# Jan. Fur Auctions



## catcapper (Feb 11, 2010)

FHA Fur auction is Jan. 7th. 
Among the quantities offered are---

25,000 Beaver

50,000 Muskrat

80,000 raccoon

5,000 Coyote

400 Lynx Cat

2700 Mink

4500 Red Fox

1500 Grey Fox

NAFA Jan. fur auction will accept bids by email or fax until Sun. Jan. 9th.
NAFA offers---

12,000 Beaver

5000 Coyotes

25,000 raccoon

100,000 Muskrat

Its not long now guys til we get the word on which way the Feb. & Mar. fur prices will probably lean. So far, most country buyers are giving decent fur checks to the trappers in the midwest for Fox and Mink. Rats have been holding a 6-7 dollar average so far this season for the larger put up pelts---but with 150,000 of the fuzzy little rodents hitting the market this week, we'll see if China still wants to play.

Any hot prices on Lynx Cat and Coyote will come at the Feb.or Mar. sales---and I think most folks will be suprised on what a nice size clear dog will bring.
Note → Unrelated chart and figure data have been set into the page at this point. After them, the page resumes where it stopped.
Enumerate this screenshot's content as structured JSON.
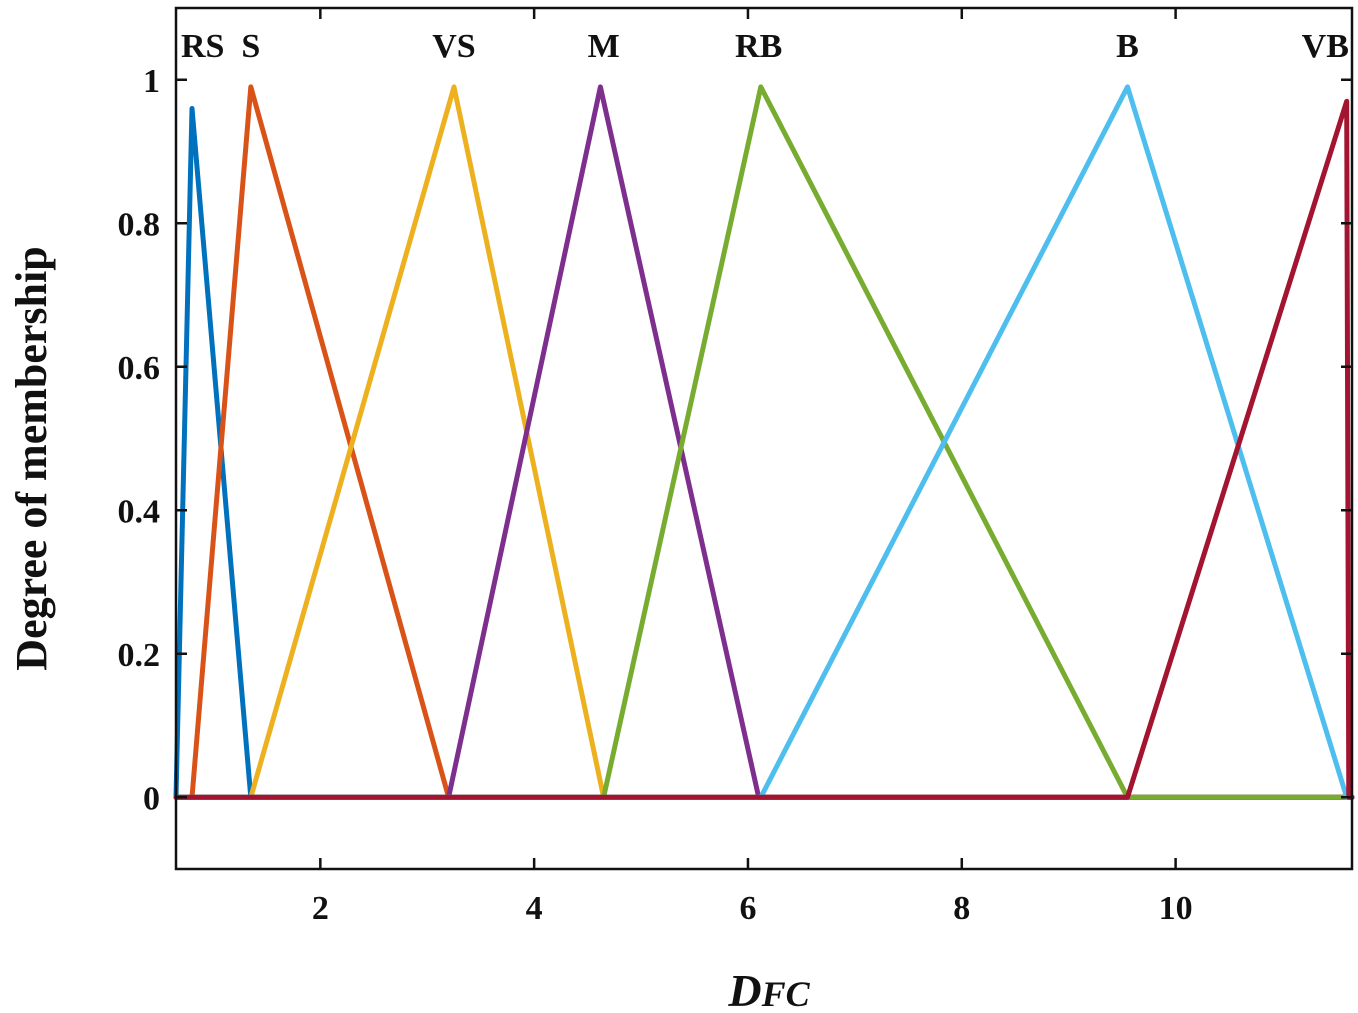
{
  "chart_data": {
    "type": "line",
    "title": "",
    "xlabel": "D",
    "xlabel_subscript": "FC",
    "ylabel": "Degree of membership",
    "xlim": [
      0.65,
      11.65
    ],
    "ylim": [
      -0.1,
      1.1
    ],
    "xticks": [
      2,
      4,
      6,
      8,
      10
    ],
    "xtick_labels": [
      "2",
      "4",
      "6",
      "8",
      "10"
    ],
    "yticks": [
      0,
      0.2,
      0.4,
      0.6,
      0.8,
      1
    ],
    "ytick_labels": [
      "0",
      "0.2",
      "0.4",
      "0.6",
      "0.8",
      "1"
    ],
    "grid": false,
    "series": [
      {
        "name": "RS",
        "color": "#0072BD",
        "x": [
          0.65,
          0.8,
          1.35,
          11.65
        ],
        "y": [
          0,
          0.96,
          0,
          0
        ]
      },
      {
        "name": "S",
        "color": "#D95319",
        "x": [
          0.65,
          0.8,
          1.35,
          3.2,
          11.65
        ],
        "y": [
          0,
          0,
          0.99,
          0,
          0
        ]
      },
      {
        "name": "VS",
        "color": "#EDB120",
        "x": [
          0.65,
          1.35,
          3.25,
          4.65,
          11.65
        ],
        "y": [
          0,
          0,
          0.99,
          0,
          0
        ]
      },
      {
        "name": "M",
        "color": "#7E2F8E",
        "x": [
          0.65,
          3.2,
          4.62,
          6.1,
          11.65
        ],
        "y": [
          0,
          0,
          0.99,
          0,
          0
        ]
      },
      {
        "name": "RB",
        "color": "#77AC30",
        "x": [
          0.65,
          4.65,
          6.12,
          9.55,
          11.65
        ],
        "y": [
          0,
          0,
          0.99,
          0,
          0
        ]
      },
      {
        "name": "B",
        "color": "#4DBEEE",
        "x": [
          0.65,
          6.12,
          9.55,
          11.6,
          11.65
        ],
        "y": [
          0,
          0,
          0.99,
          0,
          0
        ]
      },
      {
        "name": "VB",
        "color": "#A2142F",
        "x": [
          0.65,
          9.55,
          11.6,
          11.62,
          11.65
        ],
        "y": [
          0,
          0,
          0.97,
          0,
          0
        ]
      }
    ],
    "annotations": [
      {
        "text": "RS",
        "x": 0.9
      },
      {
        "text": "S",
        "x": 1.35
      },
      {
        "text": "VS",
        "x": 3.25
      },
      {
        "text": "M",
        "x": 4.65
      },
      {
        "text": "RB",
        "x": 6.1
      },
      {
        "text": "B",
        "x": 9.55
      },
      {
        "text": "VB",
        "x": 11.4
      }
    ]
  }
}
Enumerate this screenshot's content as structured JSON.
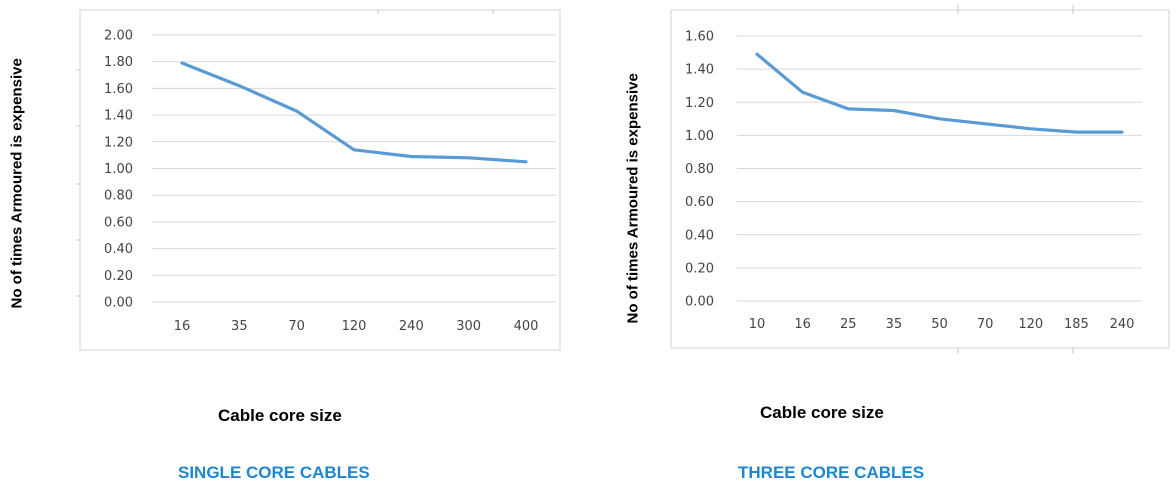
{
  "colors": {
    "line": "#5B9BD5",
    "caption": "#1F86D0",
    "grid": "#d9d9d9",
    "frame": "#d0d0d0"
  },
  "chart_data": [
    {
      "type": "line",
      "categories": [
        "16",
        "35",
        "70",
        "120",
        "240",
        "300",
        "400"
      ],
      "series": [
        {
          "values": [
            1.79,
            1.62,
            1.43,
            1.14,
            1.09,
            1.08,
            1.05
          ]
        }
      ],
      "ylabel": "No of times Armoured is expensive",
      "xlabel": "Cable core size",
      "caption": "SINGLE CORE CABLES",
      "ylim": [
        0,
        2
      ],
      "ystep": 0.2,
      "grid": true
    },
    {
      "type": "line",
      "categories": [
        "10",
        "16",
        "25",
        "35",
        "50",
        "70",
        "120",
        "185",
        "240"
      ],
      "series": [
        {
          "values": [
            1.49,
            1.26,
            1.16,
            1.15,
            1.1,
            1.07,
            1.04,
            1.02,
            1.02
          ]
        }
      ],
      "ylabel": "No of times Armoured is expensive",
      "xlabel": "Cable core size",
      "caption": "THREE CORE CABLES",
      "ylim": [
        0,
        1.6
      ],
      "ystep": 0.2,
      "grid": true
    }
  ]
}
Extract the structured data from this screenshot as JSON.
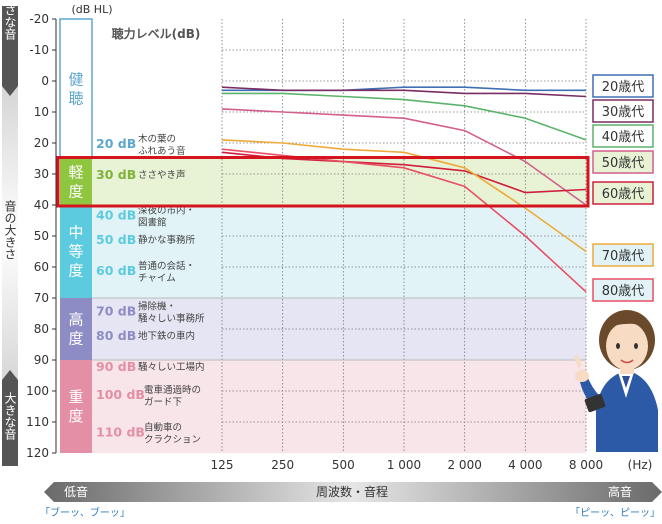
{
  "colors": {
    "kenchou": "#ffffff",
    "keido": "#e8f2d4",
    "chutou": "#e1f3f7",
    "koudo": "#e6e5f3",
    "juudo": "#f8e5ea",
    "kenchou_label": "#5da7cf",
    "keido_label": "#8fc63f",
    "chutou_label": "#5ccbe0",
    "koudo_label": "#8d8cc4",
    "juudo_label": "#e48fa5",
    "highlight": "#d4151d"
  },
  "side": {
    "top_label": "小さな音",
    "middle_label": "音の大きさ",
    "bottom_label": "大きな音"
  },
  "header": {
    "unit": "(dB HL)",
    "legend_title": "聴力レベル(dB)"
  },
  "zones": [
    {
      "label": "健聴",
      "from": -20,
      "to": 25,
      "color_key": "kenchou"
    },
    {
      "label": "軽度",
      "from": 25,
      "to": 40,
      "color_key": "keido"
    },
    {
      "label": "中等度",
      "from": 40,
      "to": 70,
      "color_key": "chutou"
    },
    {
      "label": "高度",
      "from": 70,
      "to": 90,
      "color_key": "koudo"
    },
    {
      "label": "重度",
      "from": 90,
      "to": 120,
      "color_key": "juudo"
    }
  ],
  "examples": [
    {
      "db": "20 dB",
      "text": [
        "木の葉の",
        "ふれあう音"
      ],
      "level": 20,
      "color": "#5da7cf"
    },
    {
      "db": "30 dB",
      "text": [
        "ささやき声"
      ],
      "level": 30,
      "color": "#7fb33a"
    },
    {
      "db": "40 dB",
      "text": [
        "深夜の市内・",
        "図書館"
      ],
      "level": 43,
      "color": "#5ccbe0"
    },
    {
      "db": "50 dB",
      "text": [
        "静かな事務所"
      ],
      "level": 51,
      "color": "#5ccbe0"
    },
    {
      "db": "60 dB",
      "text": [
        "普通の会話・",
        "チャイム"
      ],
      "level": 61,
      "color": "#5ccbe0"
    },
    {
      "db": "70 dB",
      "text": [
        "掃除機・",
        "騒々しい事務所"
      ],
      "level": 74,
      "color": "#8d8cc4"
    },
    {
      "db": "80 dB",
      "text": [
        "地下鉄の車内"
      ],
      "level": 82,
      "color": "#8d8cc4"
    },
    {
      "db": "90 dB",
      "text": [
        "騒々しい工場内"
      ],
      "level": 92,
      "color": "#e48fa5"
    },
    {
      "db": "100 dB",
      "text": [
        "電車通過時の",
        "ガード下"
      ],
      "level": 101,
      "color": "#e48fa5"
    },
    {
      "db": "110 dB",
      "text": [
        "自動車の",
        "クラクション"
      ],
      "level": 113,
      "color": "#e48fa5"
    }
  ],
  "x_axis": {
    "low_label": "低音",
    "center_label": "周波数・音程",
    "high_label": "高音",
    "low_sound": "「ブーッ、ブーッ」",
    "high_sound": "「ピーッ、ピーッ」",
    "unit": "(Hz)"
  },
  "chart_data": {
    "type": "line",
    "x": [
      125,
      250,
      500,
      1000,
      2000,
      4000,
      8000
    ],
    "x_tick_labels": [
      "125",
      "250",
      "500",
      "1 000",
      "2 000",
      "4 000",
      "8 000"
    ],
    "x_scale": "log",
    "y_ticks": [
      -20,
      -10,
      0,
      10,
      20,
      30,
      40,
      50,
      60,
      70,
      80,
      90,
      100,
      110,
      120
    ],
    "ylim": [
      -20,
      120
    ],
    "y_inverted": true,
    "grid": true,
    "legend_placement": "right",
    "series": [
      {
        "name": "20歳代",
        "color": "#3f6fb5",
        "values": [
          3,
          3,
          3,
          2,
          2,
          3,
          3
        ]
      },
      {
        "name": "30歳代",
        "color": "#7a2d63",
        "values": [
          2,
          3,
          3,
          3,
          4,
          4,
          5
        ]
      },
      {
        "name": "40歳代",
        "color": "#5cb46c",
        "values": [
          4,
          4,
          5,
          6,
          8,
          12,
          19
        ]
      },
      {
        "name": "50歳代",
        "color": "#d45f8d",
        "values": [
          9,
          10,
          11,
          12,
          16,
          26,
          40
        ]
      },
      {
        "name": "60歳代",
        "color": "#d01e3c",
        "values": [
          23,
          25,
          26,
          27,
          29,
          36,
          35
        ]
      },
      {
        "name": "70歳代",
        "color": "#eeaa3a",
        "values": [
          19,
          20,
          22,
          23,
          28,
          41,
          55
        ]
      },
      {
        "name": "80歳代",
        "color": "#e94f63",
        "values": [
          22,
          24,
          26,
          28,
          34,
          50,
          68
        ]
      }
    ],
    "highlight_range": [
      25,
      40
    ]
  }
}
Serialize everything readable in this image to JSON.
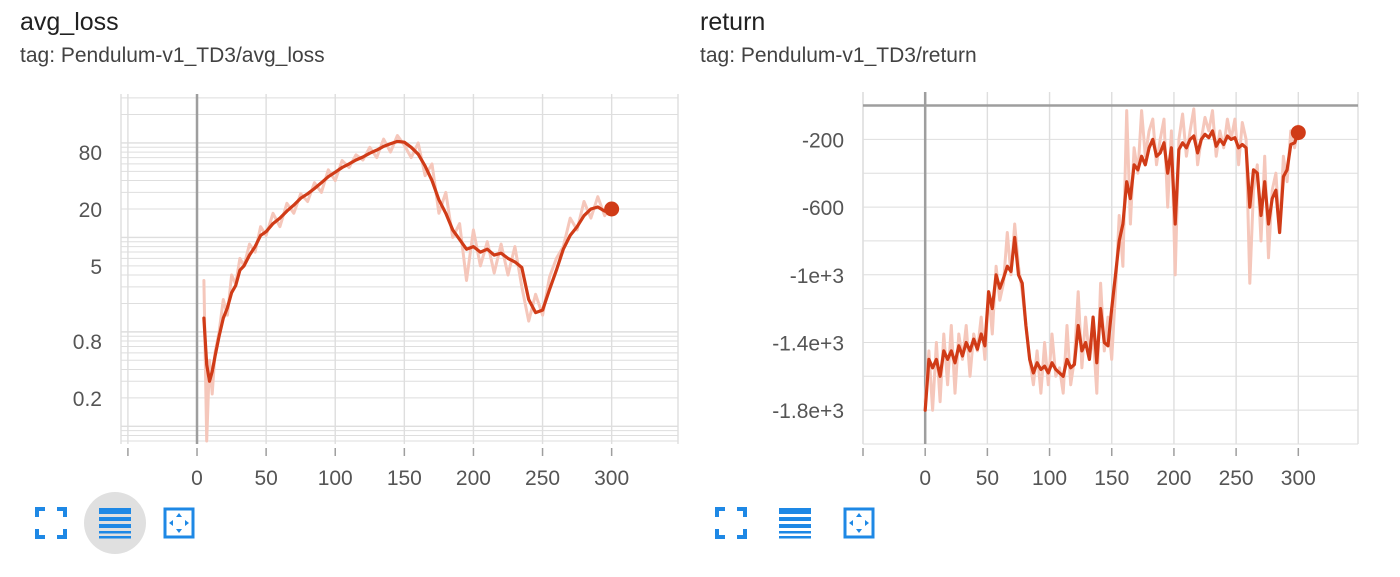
{
  "chart_data": [
    {
      "type": "line",
      "title": "avg_loss",
      "subtitle": "tag: Pendulum-v1_TD3/avg_loss",
      "yscale": "log",
      "xlim": [
        -55,
        348
      ],
      "ylim": [
        0.065,
        330
      ],
      "xticks": [
        0,
        50,
        100,
        150,
        200,
        250,
        300
      ],
      "yticks": [
        0.2,
        0.8,
        5,
        20,
        80
      ],
      "grid": true,
      "series": [
        {
          "role": "raw",
          "color": "#f5c7bb",
          "x": [
            5,
            7,
            9,
            11,
            13,
            16,
            19,
            22,
            25,
            28,
            31,
            34,
            38,
            42,
            46,
            50,
            55,
            60,
            65,
            70,
            75,
            80,
            85,
            90,
            95,
            100,
            105,
            110,
            115,
            120,
            125,
            130,
            135,
            140,
            145,
            150,
            155,
            160,
            165,
            170,
            175,
            180,
            185,
            190,
            195,
            200,
            205,
            210,
            215,
            220,
            225,
            230,
            235,
            240,
            245,
            250,
            255,
            260,
            265,
            270,
            275,
            280,
            285,
            290,
            295,
            300
          ],
          "y": [
            3.5,
            0.07,
            0.5,
            0.22,
            0.6,
            1.0,
            2.2,
            1.5,
            4.0,
            3.2,
            6.0,
            5.0,
            8.5,
            7.0,
            13.0,
            10.5,
            18.0,
            13.0,
            23.0,
            18.0,
            29.0,
            24.0,
            38.0,
            30.0,
            52.0,
            40.0,
            65.0,
            55.0,
            75.0,
            66.0,
            90.0,
            70.0,
            110.0,
            80.0,
            120.0,
            95.0,
            70.0,
            100.0,
            45.0,
            60.0,
            18.0,
            30.0,
            10.0,
            14.0,
            3.5,
            12.0,
            5.0,
            9.0,
            4.2,
            8.5,
            4.0,
            8.0,
            3.0,
            1.3,
            2.5,
            1.5,
            3.8,
            6.0,
            8.0,
            16.0,
            12.0,
            24.0,
            16.0,
            27.0,
            17.0,
            23.0
          ]
        },
        {
          "role": "smoothed",
          "color": "#d03b17",
          "x": [
            5,
            7,
            9,
            11,
            13,
            16,
            19,
            22,
            25,
            28,
            31,
            34,
            38,
            42,
            46,
            50,
            55,
            60,
            65,
            70,
            75,
            80,
            85,
            90,
            95,
            100,
            105,
            110,
            115,
            120,
            125,
            130,
            135,
            140,
            145,
            150,
            155,
            160,
            165,
            170,
            175,
            180,
            185,
            190,
            195,
            200,
            205,
            210,
            215,
            220,
            225,
            230,
            235,
            240,
            245,
            250,
            255,
            260,
            265,
            270,
            275,
            280,
            285,
            290,
            295,
            300
          ],
          "y": [
            1.4,
            0.45,
            0.3,
            0.38,
            0.55,
            0.9,
            1.4,
            1.8,
            2.6,
            3.1,
            4.5,
            5.0,
            6.5,
            8.0,
            10.5,
            11.5,
            14.0,
            16.0,
            19.0,
            22.0,
            26.0,
            29.0,
            33.0,
            38.0,
            44.0,
            49.0,
            55.0,
            60.0,
            66.0,
            71.0,
            78.0,
            84.0,
            92.0,
            98.0,
            104.0,
            102.0,
            90.0,
            76.0,
            57.0,
            40.0,
            25.0,
            18.0,
            12.0,
            9.5,
            7.5,
            8.0,
            7.0,
            7.5,
            6.5,
            6.8,
            6.0,
            5.5,
            4.8,
            2.2,
            1.6,
            1.7,
            2.8,
            4.5,
            7.5,
            10.5,
            13.0,
            17.0,
            20.0,
            21.0,
            19.0,
            20.0
          ]
        }
      ]
    },
    {
      "type": "line",
      "title": "return",
      "subtitle": "tag: Pendulum-v1_TD3/return",
      "yscale": "linear",
      "xlim": [
        -50,
        348
      ],
      "ylim": [
        -2000,
        80
      ],
      "xticks": [
        0,
        50,
        100,
        150,
        200,
        250,
        300
      ],
      "yticks": [
        -200,
        -600,
        -1000,
        -1400,
        -1800
      ],
      "ytick_labels": [
        "-200",
        "-600",
        "-1e+3",
        "-1.4e+3",
        "-1.8e+3"
      ],
      "grid": true,
      "series": [
        {
          "role": "raw",
          "color": "#f5c7bb",
          "x": [
            0,
            3,
            6,
            9,
            12,
            15,
            18,
            21,
            24,
            27,
            30,
            33,
            36,
            39,
            42,
            45,
            48,
            51,
            54,
            57,
            60,
            63,
            66,
            69,
            72,
            75,
            78,
            81,
            84,
            87,
            90,
            93,
            96,
            99,
            102,
            105,
            108,
            111,
            114,
            117,
            120,
            123,
            126,
            129,
            132,
            135,
            138,
            141,
            144,
            147,
            150,
            153,
            156,
            159,
            162,
            165,
            168,
            171,
            174,
            177,
            180,
            183,
            186,
            189,
            192,
            195,
            198,
            201,
            204,
            207,
            210,
            213,
            216,
            219,
            222,
            225,
            228,
            231,
            234,
            237,
            240,
            243,
            246,
            249,
            252,
            255,
            258,
            261,
            264,
            267,
            270,
            273,
            276,
            279,
            282,
            285,
            288,
            291,
            294,
            297,
            300
          ],
          "y": [
            -1750,
            -1450,
            -1800,
            -1400,
            -1750,
            -1350,
            -1650,
            -1300,
            -1700,
            -1350,
            -1500,
            -1300,
            -1600,
            -1350,
            -1450,
            -1250,
            -1500,
            -1100,
            -1350,
            -950,
            -1150,
            -1050,
            -750,
            -1000,
            -700,
            -950,
            -1100,
            -1300,
            -1500,
            -1650,
            -1450,
            -1700,
            -1400,
            -1650,
            -1350,
            -1600,
            -1550,
            -1700,
            -1300,
            -1650,
            -1500,
            -1100,
            -1550,
            -1250,
            -1500,
            -1350,
            -1700,
            -1050,
            -1450,
            -1250,
            -1500,
            -1100,
            -650,
            -950,
            -30,
            -700,
            -250,
            -400,
            -30,
            -300,
            -150,
            -80,
            -350,
            -200,
            -80,
            -600,
            -150,
            -1000,
            -200,
            -50,
            -300,
            -150,
            -20,
            -350,
            -200,
            -70,
            -150,
            -30,
            -300,
            -150,
            -250,
            -80,
            -200,
            -80,
            -350,
            -100,
            -200,
            -1050,
            -500,
            -350,
            -800,
            -300,
            -900,
            -500,
            -400,
            -750,
            -300,
            -450,
            -150,
            -250,
            -120
          ]
        },
        {
          "role": "smoothed",
          "color": "#d03b17",
          "x": [
            0,
            3,
            6,
            9,
            12,
            15,
            18,
            21,
            24,
            27,
            30,
            33,
            36,
            39,
            42,
            45,
            48,
            51,
            54,
            57,
            60,
            63,
            66,
            69,
            72,
            75,
            78,
            81,
            84,
            87,
            90,
            93,
            96,
            99,
            102,
            105,
            108,
            111,
            114,
            117,
            120,
            123,
            126,
            129,
            132,
            135,
            138,
            141,
            144,
            147,
            150,
            153,
            156,
            159,
            162,
            165,
            168,
            171,
            174,
            177,
            180,
            183,
            186,
            189,
            192,
            195,
            198,
            201,
            204,
            207,
            210,
            213,
            216,
            219,
            222,
            225,
            228,
            231,
            234,
            237,
            240,
            243,
            246,
            249,
            252,
            255,
            258,
            261,
            264,
            267,
            270,
            273,
            276,
            279,
            282,
            285,
            288,
            291,
            294,
            297,
            300
          ],
          "y": [
            -1800,
            -1500,
            -1550,
            -1500,
            -1600,
            -1450,
            -1500,
            -1450,
            -1520,
            -1420,
            -1480,
            -1400,
            -1450,
            -1380,
            -1440,
            -1350,
            -1420,
            -1100,
            -1200,
            -1000,
            -1080,
            -1020,
            -950,
            -980,
            -780,
            -1000,
            -1050,
            -1300,
            -1500,
            -1580,
            -1520,
            -1560,
            -1540,
            -1580,
            -1520,
            -1560,
            -1580,
            -1600,
            -1500,
            -1550,
            -1530,
            -1300,
            -1450,
            -1400,
            -1500,
            -1250,
            -1520,
            -1200,
            -1400,
            -1420,
            -1200,
            -1000,
            -800,
            -700,
            -450,
            -550,
            -350,
            -380,
            -300,
            -350,
            -250,
            -200,
            -300,
            -280,
            -220,
            -400,
            -250,
            -700,
            -260,
            -220,
            -250,
            -200,
            -180,
            -280,
            -200,
            -170,
            -190,
            -150,
            -240,
            -200,
            -230,
            -180,
            -200,
            -190,
            -250,
            -230,
            -250,
            -600,
            -380,
            -400,
            -650,
            -450,
            -700,
            -550,
            -500,
            -750,
            -420,
            -380,
            -230,
            -220,
            -160
          ]
        }
      ]
    }
  ],
  "toolbar": {
    "icons": [
      "fullscreen-icon",
      "toggle-log-scale-icon",
      "fit-domain-icon"
    ],
    "active_on_first_card": "toggle-log-scale-icon",
    "accent_color": "#1e88e5"
  },
  "style": {
    "raw_color": "#f5c7bb",
    "smoothed_color": "#d03b17",
    "grid_color": "#dedede",
    "axis_color": "#9e9e9e"
  }
}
It would have been nice if most of the raccoon hides had been held off the sales tables until Feb. Buyers like Groenewold are buying raccoon on size and not to worried much about color.

I'll shoot you fellas the auction results when they hit the net.

Watch your fingers in those traps boys---you 330 guys know what I mean.lol.


----------